O Banco Central adiou alguns passos do cronograma de implantação no Brasil das regras de Basileia 2, a mais recente versão de um acordo internacional que visa garantir maior solidez ao sistema bancário.

"A crise internacional fez o Comitê de Basileia rediscutir suas recomendações, por isso decidimos ajustar nosso cronograma", disse o chefe do Departamento de Normas do Banco Central, Sérgio Odilon.

As autorizações para os bancos usarem modelos internos para avaliação de risco de mercado, que a princípio seriam concedidas até o fim deste ano, ficam adiadas para o fim de 2010.
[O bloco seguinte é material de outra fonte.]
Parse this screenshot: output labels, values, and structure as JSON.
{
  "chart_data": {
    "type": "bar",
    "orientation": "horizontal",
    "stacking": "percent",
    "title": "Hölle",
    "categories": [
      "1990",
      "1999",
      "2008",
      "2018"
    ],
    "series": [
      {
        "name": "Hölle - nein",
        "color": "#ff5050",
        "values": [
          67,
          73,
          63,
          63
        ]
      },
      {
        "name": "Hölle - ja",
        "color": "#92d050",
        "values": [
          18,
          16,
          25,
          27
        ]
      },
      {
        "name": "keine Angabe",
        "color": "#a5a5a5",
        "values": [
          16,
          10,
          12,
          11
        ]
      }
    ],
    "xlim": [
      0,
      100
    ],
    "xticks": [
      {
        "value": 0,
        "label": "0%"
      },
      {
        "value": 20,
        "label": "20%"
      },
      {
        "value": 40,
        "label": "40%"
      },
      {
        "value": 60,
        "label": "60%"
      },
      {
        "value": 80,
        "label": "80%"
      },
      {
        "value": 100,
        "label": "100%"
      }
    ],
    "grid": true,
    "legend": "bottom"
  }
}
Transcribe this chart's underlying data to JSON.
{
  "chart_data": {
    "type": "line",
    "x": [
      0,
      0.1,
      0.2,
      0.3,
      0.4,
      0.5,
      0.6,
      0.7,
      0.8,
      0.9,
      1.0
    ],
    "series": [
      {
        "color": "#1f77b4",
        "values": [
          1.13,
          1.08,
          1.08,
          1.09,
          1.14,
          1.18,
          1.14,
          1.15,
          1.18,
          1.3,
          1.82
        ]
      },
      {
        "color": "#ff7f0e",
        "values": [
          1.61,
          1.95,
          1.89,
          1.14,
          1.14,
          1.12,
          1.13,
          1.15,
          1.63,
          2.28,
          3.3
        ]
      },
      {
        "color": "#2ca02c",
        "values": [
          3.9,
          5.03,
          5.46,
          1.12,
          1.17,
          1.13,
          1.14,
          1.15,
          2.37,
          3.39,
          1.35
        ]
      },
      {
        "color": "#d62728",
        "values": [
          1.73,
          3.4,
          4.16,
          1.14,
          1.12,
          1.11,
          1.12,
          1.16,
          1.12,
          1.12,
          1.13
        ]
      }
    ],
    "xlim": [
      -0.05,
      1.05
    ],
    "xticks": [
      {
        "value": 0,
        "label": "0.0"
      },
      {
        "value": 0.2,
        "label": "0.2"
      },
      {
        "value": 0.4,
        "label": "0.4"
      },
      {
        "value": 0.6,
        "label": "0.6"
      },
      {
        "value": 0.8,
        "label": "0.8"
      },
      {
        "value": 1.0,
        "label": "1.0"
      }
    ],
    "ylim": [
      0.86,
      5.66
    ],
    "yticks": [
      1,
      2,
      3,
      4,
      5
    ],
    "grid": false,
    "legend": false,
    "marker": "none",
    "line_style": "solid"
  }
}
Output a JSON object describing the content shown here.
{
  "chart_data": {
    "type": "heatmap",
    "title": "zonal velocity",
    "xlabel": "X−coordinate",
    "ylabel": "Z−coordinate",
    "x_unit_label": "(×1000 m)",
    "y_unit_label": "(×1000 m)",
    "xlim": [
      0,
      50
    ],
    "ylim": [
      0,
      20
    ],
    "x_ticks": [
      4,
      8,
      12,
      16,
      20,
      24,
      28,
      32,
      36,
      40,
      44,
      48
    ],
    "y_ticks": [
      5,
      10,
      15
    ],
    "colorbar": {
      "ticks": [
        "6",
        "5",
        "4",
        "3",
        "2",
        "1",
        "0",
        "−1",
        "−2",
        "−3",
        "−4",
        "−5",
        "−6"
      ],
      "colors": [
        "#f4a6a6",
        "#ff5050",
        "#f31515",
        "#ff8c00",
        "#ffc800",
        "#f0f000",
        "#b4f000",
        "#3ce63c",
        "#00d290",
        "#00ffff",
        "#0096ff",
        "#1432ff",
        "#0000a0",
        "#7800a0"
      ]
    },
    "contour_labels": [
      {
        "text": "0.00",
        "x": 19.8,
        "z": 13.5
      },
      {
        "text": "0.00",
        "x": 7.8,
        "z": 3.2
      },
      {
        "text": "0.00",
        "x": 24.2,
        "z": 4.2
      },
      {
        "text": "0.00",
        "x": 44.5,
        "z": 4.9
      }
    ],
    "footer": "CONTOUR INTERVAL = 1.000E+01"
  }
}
O Banco Central vai divulgar, ainda nesse ano, os critérios de elegibilidade e o processo que devem seguir os bancos interessados em adotar os chamados modelos avançados de avaliação de risco de mercado.

O Acordo de Basileia estabelece regras prudenciais para reduzir o risco de instituições financeiras. Entre elas, está a exigência de os bancos colocarem um volume mínimo de capital de seus acionistas nas operações para, no caso de quebra, proteger os recursos de depositantes e de outros credores.

Os bancos devem manter volumes mínimos para cobrir os chamados riscos de mercado, ou seja, oscilação de preços de títulos e outros ativos mantidos em carteira; de crédito, para cobrir risco de inadimplência nos empréstimos; e operacionais, para cobrir perdas ocorridas na operação dos negócios, como roubos de valores e falha dos sistemas de informática.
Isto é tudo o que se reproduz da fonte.